On the other hand, Gomes-Solecki says when averaging all fields that had the vaccine together, a sustainable decline in Lyme prevalence was evident. The fields without the vaccine only saw more Lyme appear during the study period.

In any case, Kilpatrick is optimistic about the vaccine’s future for two reasons: First, if the kibble is placed in open containers rather than traps, more mice might be willing to eat it. A true deployment of the vaccine would also cover more ground, he says, whereas this study might have been tainted by rogue mice traveling in and out of Gomes-Solecki’s small plots. “I think this study design represents the lower estimate of [the vaccine’s] efficacy,” Kilpatrick adds.

That idea seems to be on the right track, according to study results from Stafford—the Connecticut entomologist—who has been testing the vaccine on a larger scale. When Stafford deployed the kibble across the lawns of 22 homes in Redding, Conn., he says the researchers were able to show over 90 percent of mice were eating it. The final results from that study, to be published later this year, are promising but not magical, he notes. “I think [the vaccine] will be a valuable tool in the tick management box,” he says. Using it in areas where Lyme prevalence is extreme—including his home area in suburban Connecticut—could yield a lot of bang for the buck, he says.

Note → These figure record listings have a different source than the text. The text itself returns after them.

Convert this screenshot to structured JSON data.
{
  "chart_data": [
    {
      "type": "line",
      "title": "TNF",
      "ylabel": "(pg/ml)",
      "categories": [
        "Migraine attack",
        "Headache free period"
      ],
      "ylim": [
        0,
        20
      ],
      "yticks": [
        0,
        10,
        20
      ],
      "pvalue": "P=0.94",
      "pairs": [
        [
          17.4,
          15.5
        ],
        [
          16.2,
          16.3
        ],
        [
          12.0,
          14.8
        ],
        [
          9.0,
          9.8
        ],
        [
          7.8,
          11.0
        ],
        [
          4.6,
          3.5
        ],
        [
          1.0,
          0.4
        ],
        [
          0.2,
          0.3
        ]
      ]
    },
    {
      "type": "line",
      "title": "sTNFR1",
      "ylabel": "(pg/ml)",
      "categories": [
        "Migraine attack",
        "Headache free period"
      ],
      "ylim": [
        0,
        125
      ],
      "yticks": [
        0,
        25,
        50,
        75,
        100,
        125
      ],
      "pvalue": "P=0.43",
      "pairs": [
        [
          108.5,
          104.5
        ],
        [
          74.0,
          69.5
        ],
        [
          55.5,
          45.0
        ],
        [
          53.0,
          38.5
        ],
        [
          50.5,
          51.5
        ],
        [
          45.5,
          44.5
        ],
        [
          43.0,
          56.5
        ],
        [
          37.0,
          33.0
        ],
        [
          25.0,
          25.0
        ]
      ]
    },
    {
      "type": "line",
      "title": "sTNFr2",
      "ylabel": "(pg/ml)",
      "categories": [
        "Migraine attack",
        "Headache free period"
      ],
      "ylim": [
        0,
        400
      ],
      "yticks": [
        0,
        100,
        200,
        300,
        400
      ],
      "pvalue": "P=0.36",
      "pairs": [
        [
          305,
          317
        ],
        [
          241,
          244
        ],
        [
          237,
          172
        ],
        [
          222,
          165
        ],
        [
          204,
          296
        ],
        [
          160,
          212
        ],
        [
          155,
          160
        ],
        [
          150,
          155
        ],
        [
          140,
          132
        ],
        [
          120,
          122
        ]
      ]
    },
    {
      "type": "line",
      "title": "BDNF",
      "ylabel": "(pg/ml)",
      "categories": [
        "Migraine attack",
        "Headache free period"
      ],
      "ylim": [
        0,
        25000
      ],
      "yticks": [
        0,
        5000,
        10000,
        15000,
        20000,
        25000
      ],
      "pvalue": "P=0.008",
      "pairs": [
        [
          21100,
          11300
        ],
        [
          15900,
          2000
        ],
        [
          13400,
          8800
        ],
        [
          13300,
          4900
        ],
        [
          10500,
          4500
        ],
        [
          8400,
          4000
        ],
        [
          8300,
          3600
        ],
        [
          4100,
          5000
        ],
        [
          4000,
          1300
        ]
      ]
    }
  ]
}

There are likely two things standing in the way of the kibble vaccine becoming an ultimate solution for Lyme disease, Kilpatrick says. The first is scientific: The vaccine targets white-footed mice—but shrews, chipmunks and birds also carry Lyme bacteria and can transfer them to ticks as well.

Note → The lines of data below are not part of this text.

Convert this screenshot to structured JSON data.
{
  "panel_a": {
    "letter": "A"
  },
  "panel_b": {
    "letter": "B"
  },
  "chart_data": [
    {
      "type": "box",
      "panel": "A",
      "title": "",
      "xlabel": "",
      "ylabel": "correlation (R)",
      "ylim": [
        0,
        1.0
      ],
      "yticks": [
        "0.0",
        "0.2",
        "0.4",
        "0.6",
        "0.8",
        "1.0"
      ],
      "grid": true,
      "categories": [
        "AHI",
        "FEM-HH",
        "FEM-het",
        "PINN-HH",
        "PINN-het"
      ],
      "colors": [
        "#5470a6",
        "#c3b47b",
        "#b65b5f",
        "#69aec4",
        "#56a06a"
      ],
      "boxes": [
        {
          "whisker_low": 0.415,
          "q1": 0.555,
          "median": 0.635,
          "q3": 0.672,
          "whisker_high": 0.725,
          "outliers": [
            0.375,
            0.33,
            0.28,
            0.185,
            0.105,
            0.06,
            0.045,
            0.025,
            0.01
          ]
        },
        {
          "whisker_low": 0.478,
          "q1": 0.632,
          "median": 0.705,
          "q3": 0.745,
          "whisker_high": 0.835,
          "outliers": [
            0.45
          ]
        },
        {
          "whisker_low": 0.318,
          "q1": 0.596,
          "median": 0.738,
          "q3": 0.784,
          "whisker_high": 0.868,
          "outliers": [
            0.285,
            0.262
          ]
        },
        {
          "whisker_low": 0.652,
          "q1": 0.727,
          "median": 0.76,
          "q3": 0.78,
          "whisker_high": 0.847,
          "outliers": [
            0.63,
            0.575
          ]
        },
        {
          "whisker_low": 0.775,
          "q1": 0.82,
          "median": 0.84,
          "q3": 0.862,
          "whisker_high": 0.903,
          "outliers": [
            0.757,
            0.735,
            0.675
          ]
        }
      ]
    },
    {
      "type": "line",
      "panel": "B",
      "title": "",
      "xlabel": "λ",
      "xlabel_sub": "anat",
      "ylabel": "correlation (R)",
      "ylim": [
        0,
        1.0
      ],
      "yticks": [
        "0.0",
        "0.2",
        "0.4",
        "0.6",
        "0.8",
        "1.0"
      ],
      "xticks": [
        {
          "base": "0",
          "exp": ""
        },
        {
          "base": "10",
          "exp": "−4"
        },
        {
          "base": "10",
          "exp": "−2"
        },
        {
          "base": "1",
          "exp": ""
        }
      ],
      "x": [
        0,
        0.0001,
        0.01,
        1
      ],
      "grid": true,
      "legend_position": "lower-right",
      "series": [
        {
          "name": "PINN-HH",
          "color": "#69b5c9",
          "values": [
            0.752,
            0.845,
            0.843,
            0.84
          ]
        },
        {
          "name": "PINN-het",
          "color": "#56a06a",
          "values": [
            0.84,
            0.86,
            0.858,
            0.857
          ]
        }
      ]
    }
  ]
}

The second reason, Kilpatrick says, is social: “For reasons that are not clear, mosquito control is usually done by county or state health departments, where tick control is not,” he notes. “The result of that is it’s beholden upon you and I, as the lay public, to do our own control of ticks.” He adds there are known ways to manage the arachnids, including the use of fipronil bait (a tick-killing agent commonly known by the brand name Frontline). “The reason why we don’t do it is because people are scared or lazy or both—and then it just doesn’t get done.” Even if the mouse vaccine works spectacularly, Kilpatrick says, it will hardly make a difference unless there is a concerted effort to deploy it.